Well, as we saw in our article in the November issue about that loss-prevention survey, "Hitting Loss Prevention out Of the Park," sometimes loss prevention at these smaller-value facilities can be nearly as important as the attention paid to multimillion-dollar properties.
Don't think Karl Miller, director of corporate risk at Jarden, doesn't know it.
In fact, he told Risk & Insurance® that all of the loss-prevention surveys done for Jarden by its principal property insurer, Allianz, are "very important" because of their expert assessments and concrete recommendations.
When the report comes in from the Allianz engineers, Miller explained, his internal team looks at it and also solicits commentary from Jarden's broker at Marsh. Then they forward the report to the individual facility, as well as a form for the facility managers to use to provide feedback and progress reports.

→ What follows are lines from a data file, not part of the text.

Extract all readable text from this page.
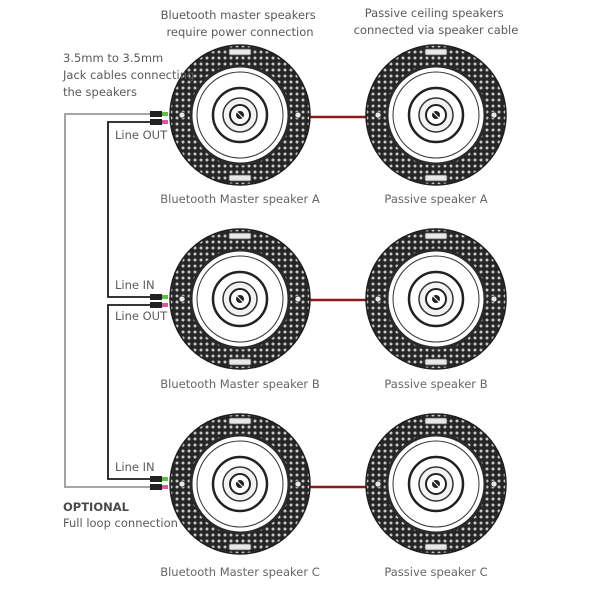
Bluetooth master speakers require power connection
Passive ceiling speakers connected via speaker cable
3.5mm to 3.5mm Jack cables connecting the speakers
Line OUT
Line IN
Line OUT
Line IN
OPTIONAL
Full loop connection
Bluetooth Master speaker A	Passive speaker A
Bluetooth Master speaker B	Passive speaker B
Bluetooth Master speaker C	Passive speaker C
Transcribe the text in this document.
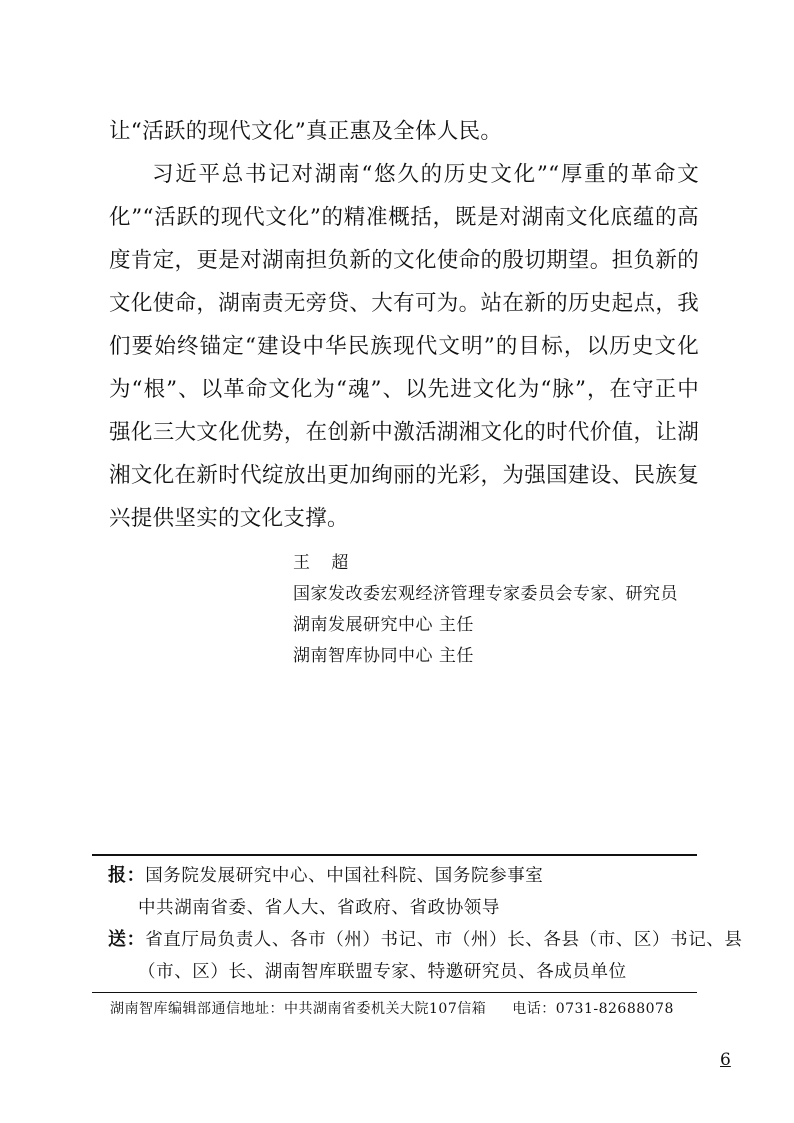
让“活跃的现代文化”真正惠及全体人民。

习近平总书记对湖南“悠久的历史文化”“厚重的革命文化”“活跃的现代文化”的精准概括，既是对湖南文化底蕴的高度肯定，更是对湖南担负新的文化使命的殷切期望。担负新的文化使命，湖南责无旁贷、大有可为。站在新的历史起点，我们要始终锚定“建设中华民族现代文明”的目标，以历史文化为“根”、以革命文化为“魂”、以先进文化为“脉”，在守正中强化三大文化优势，在创新中激活湖湘文化的时代价值，让湖湘文化在新时代绽放出更加绚丽的光彩，为强国建设、民族复兴提供坚实的文化支撑。

王 超
国家发改委宏观经济管理专家委员会专家、研究员
湖南发展研究中心 主任
湖南智库协同中心 主任
报：国务院发展研究中心、中国社科院、国务院参事室
中共湖南省委、省人大、省政府、省政协领导
送：省直厅局负责人、各市（州）书记、市（州）长、各县（市、区）书记、县
（市、区）长、湖南智库联盟专家、特邀研究员、各成员单位
湖南智库编辑部通信地址：中共湖南省委机关大院107信箱 电话：0731-82688078
6
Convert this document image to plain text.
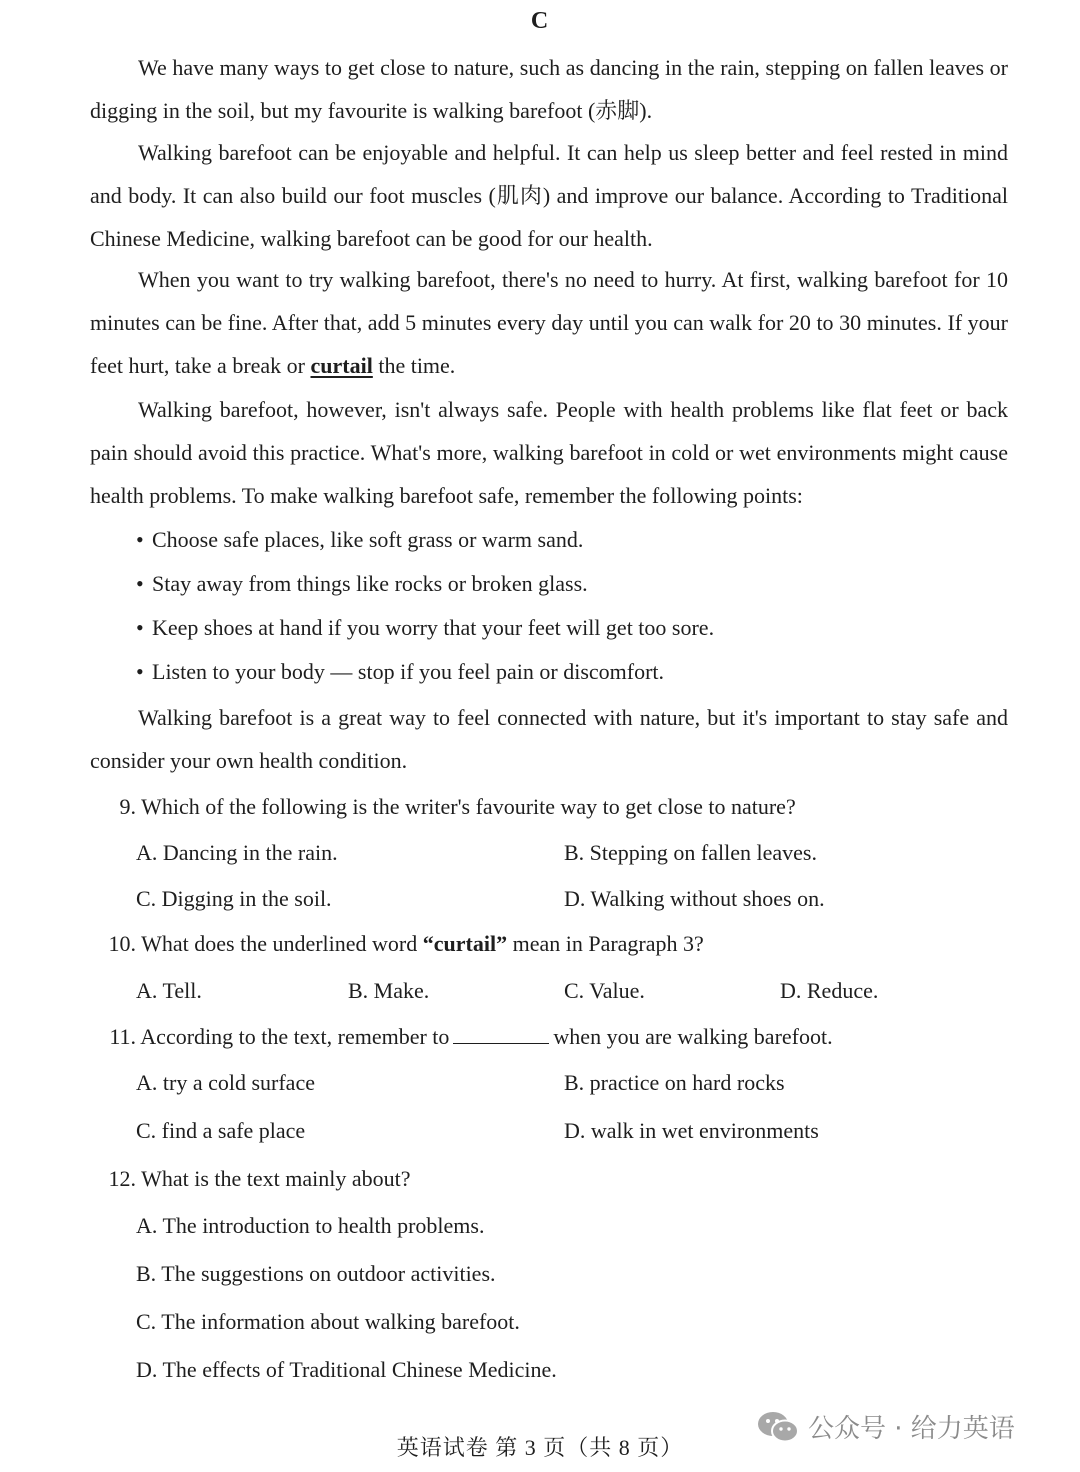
C

We have many ways to get close to nature, such as dancing in the rain, stepping on fallen leaves or digging in the soil, but my favourite is walking barefoot (赤脚).

Walking barefoot can be enjoyable and helpful. It can help us sleep better and feel rested in mind and body. It can also build our foot muscles (肌肉) and improve our balance. According to Traditional Chinese Medicine, walking barefoot can be good for our health.

When you want to try walking barefoot, there's no need to hurry. At first, walking barefoot for 10 minutes can be fine. After that, add 5 minutes every day until you can walk for 20 to 30 minutes. If your feet hurt, take a break or curtail the time.

Walking barefoot, however, isn't always safe. People with health problems like flat feet or back pain should avoid this practice. What's more, walking barefoot in cold or wet environments might cause health problems. To make walking barefoot safe, remember the following points:

• Choose safe places, like soft grass or warm sand.
• Stay away from things like rocks or broken glass.
• Keep shoes at hand if you worry that your feet will get too sore.
• Listen to your body — stop if you feel pain or discomfort.

Walking barefoot is a great way to feel connected with nature, but it's important to stay safe and consider your own health condition.

9. Which of the following is the writer's favourite way to get close to nature?
A. Dancing in the rain.	B. Stepping on fallen leaves.
C. Digging in the soil.	D. Walking without shoes on.
10. What does the underlined word “curtail” mean in Paragraph 3?
A. Tell.	B. Make.	C. Value.	D. Reduce.
11. According to the text, remember to	when you are walking barefoot.
A. try a cold surface	B. practice on hard rocks
C. find a safe place	D. walk in wet environments
12. What is the text mainly about?
A. The introduction to health problems.
B. The suggestions on outdoor activities.
C. The information about walking barefoot.
D. The effects of Traditional Chinese Medicine.
英语试卷 第 3 页（共 8 页）
公众号 · 给力英语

The facility has 30 to 60 days to fix any problem determined to have a human element. Minor mechanical repairs are allotted 90 days to get corrected, unless there are extenuating circumstances, said Miller. The more expensive fixes--say, a wholesale sprinkler system installation--get considered at the enterprise level. According to Miller, Jarden has completed some of these very large projects within the last few years around the world. Most have been sprinkler installations, he said, and infrequently they've seen recommendations for earthquake retrofitting.
Whatever the suggested fix, Miller's office monitors the progress, and every month sends out a report to senior corporate management, the broker and the insurers. The report updates the status of the recommendations from the loss-prevention survey. In particular, the process has buy-in and support from the corporate leadership.
"It gets substantial visibility throughout the organization," Miller said.
As for how the Rawlings plant and other facilities get the nod to have the loss-prevention survey in the first place, Miller said that it's a collaborative effort between Jarden, its broker and Allianz, which occurs at the start of the policy year. Allianz comes up with the initial list of facilities to send engineers to, and Jarden ultimately agrees or suggests others.
"We do arrange to have the facilities given heads-up," Miller said. That way, the folks on the ground know that it's an important process and that they ought to be prepared for it.